Depois de passar vários meses
tentando tudo que podia
para encontrar um livro de lá
que tivesse sido traduzido para o inglês,
parecia que a única opção possível
era ver se podia conseguir algo
traduzido do zero para mim.
Eu tinha lá minhas dúvidas
se alguém ia querer me ajudar com isso
e abrir mão de seu tempo para algo assim.

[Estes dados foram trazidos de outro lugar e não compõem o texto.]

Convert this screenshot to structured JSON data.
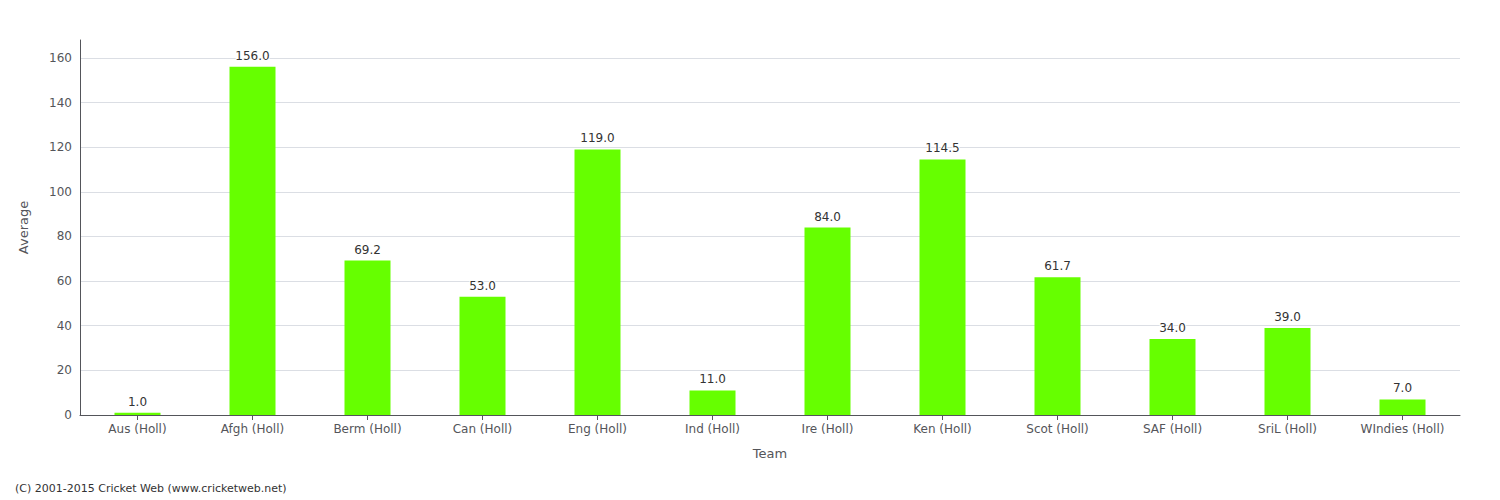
{
  "chart_data": {
    "type": "bar",
    "categories": [
      "Aus (Holl)",
      "Afgh (Holl)",
      "Berm (Holl)",
      "Can (Holl)",
      "Eng (Holl)",
      "Ind (Holl)",
      "Ire (Holl)",
      "Ken (Holl)",
      "Scot (Holl)",
      "SAF (Holl)",
      "SriL (Holl)",
      "WIndies (Holl)"
    ],
    "values": [
      1.0,
      156.0,
      69.2,
      53.0,
      119.0,
      11.0,
      84.0,
      114.5,
      61.7,
      34.0,
      39.0,
      7.0
    ],
    "value_labels": [
      "1.0",
      "156.0",
      "69.2",
      "53.0",
      "119.0",
      "11.0",
      "84.0",
      "114.5",
      "61.7",
      "34.0",
      "39.0",
      "7.0"
    ],
    "data_labels": true,
    "color": "#66ff00",
    "xlabel": "Team",
    "ylabel": "Average",
    "ylim": [
      0,
      168
    ],
    "yticks": [
      0,
      20,
      40,
      60,
      80,
      100,
      120,
      140,
      160
    ],
    "grid": true,
    "annotations": [
      "(C) 2001-2015 Cricket Web (www.cricketweb.net)"
    ]
  }
}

Porém, uma semana depois de colocar
um pedido no Twitter e no Facebook
para falantes do português,
consegui mais pessoas
do que conseguiria envolver no projeto,
incluindo Margaret Jull Costa,
uma expoente em sua área,
que traduziu a obra do escritor
José Saramago, ganhador do Nobel.
Com meus novos voluntários prontos,
consegui encontrar um livro
de um autor de São Tomé
de quem consegui comprar
cópias suficientes on-line.
Eis uma delas.
E enviei uma cópia a cada um
dos meus voluntários.
Todos pegaram alguns contos dessa coleção,
cumpriram sua palavra, enviaram
as traduções de volta para mim
e, em seis semanas, já tinha
o livro inteiro pronto para ler.
Nesse caso, como aconteceu tantas vezes
durante meu ano de leitura do mundo,
minha ignorância e a abertura
sobre minhas limitações
se tornaram uma grande oportunidade.
Quanto a São Tomé e Príncipe,
foi uma chance não apenas
de aprender algo novo
e descobrir uma nova
coletânea de histórias,
mas também de juntar um grupo de pessoas
e mediar um esforço criativo conjunto.
Minha fraqueza se tornou
a força do projeto.
Os livros que li naquele ano abriram
meus olhos para muitas coisas.
Quem gosta de ler sabe bem
que os livros têm o extraordinário poder
de nos fazer sair de nós mesmos
e entrar na mente de uma outra pessoa,
de modo que, pelo menos por um tempo,
vemos o mundo através de outros olhos.
O que pode ser
uma experiência desconfortável,
particularmente quando se lê
um livro de uma cultura
que tenha valores
bem diferentes dos da sua.
Mas pode ser bastante enriquecedor.
O embate com ideias desconhecidas pode
ajudar a clarear o próprio pensamento.
E também pode mostrar pontos cegos
na forma como olhamos o mundo.
Quando pensei na literatura
de língua inglesa,
com a qual cresci, por exemplo,
comecei a ver quão limitada
grande parte dela era,
comparada com a riqueza
que o mundo tem a oferecer.
E, à medida que as páginas eram viradas,
algo mais começou a acontecer também.
Pouco a pouco,
aquela longa lista de países
com a qual comecei o ano
passou de uma lista enfadonha
e acadêmica de nomes de lugares
para entidades vivas, pulsantes.
Mas não estou sugerindo que seja possível
obter uma visão completa de um país
simplesmente através de um livro.
Mas, para além disso,
as histórias que li naquele ano
me tornaram mais atenta do que nunca
à riqueza, diversidade e complexidade
do nosso extraordinário planeta.
Foi como se as histórias do mundo,
e as pessoas que tinham ido
tão longe para me ajudar a lê-las,
o tivessem tornado real para mim.
Hoje, quando olho para minhas estantes,
ou vejo as obras do meu "e-reader",
elas contam uma história bem diferente.
É a história do poder que os livros
têm de nos conectar
em meio a divisões políticas, geográficas,
culturais, sociais e religiosas.
É a história do potencial que os seres
humanos têm de trabalhar juntos.
E é o testemunho
dos tempos atuais extraordinários,
em que, graças à internet,
ficou mais fácil do que nunca
um desconhecido compartilhar uma história,
uma visão de mundo, um livro,
com alguém que talvez nunca venha
a conhecer, do outro lado do planeta.
Espero que esta seja a história
que ainda vou ler por muitos anos.
E espero que muitas outras pessoas
se juntem a mim.
Se todos lêssemos globalmente,
haveria mais incentivo
para as editoras traduzirem mais livros,
e seríamos todos
mais ricos por causa disso.
Obrigada.
(Aplausos)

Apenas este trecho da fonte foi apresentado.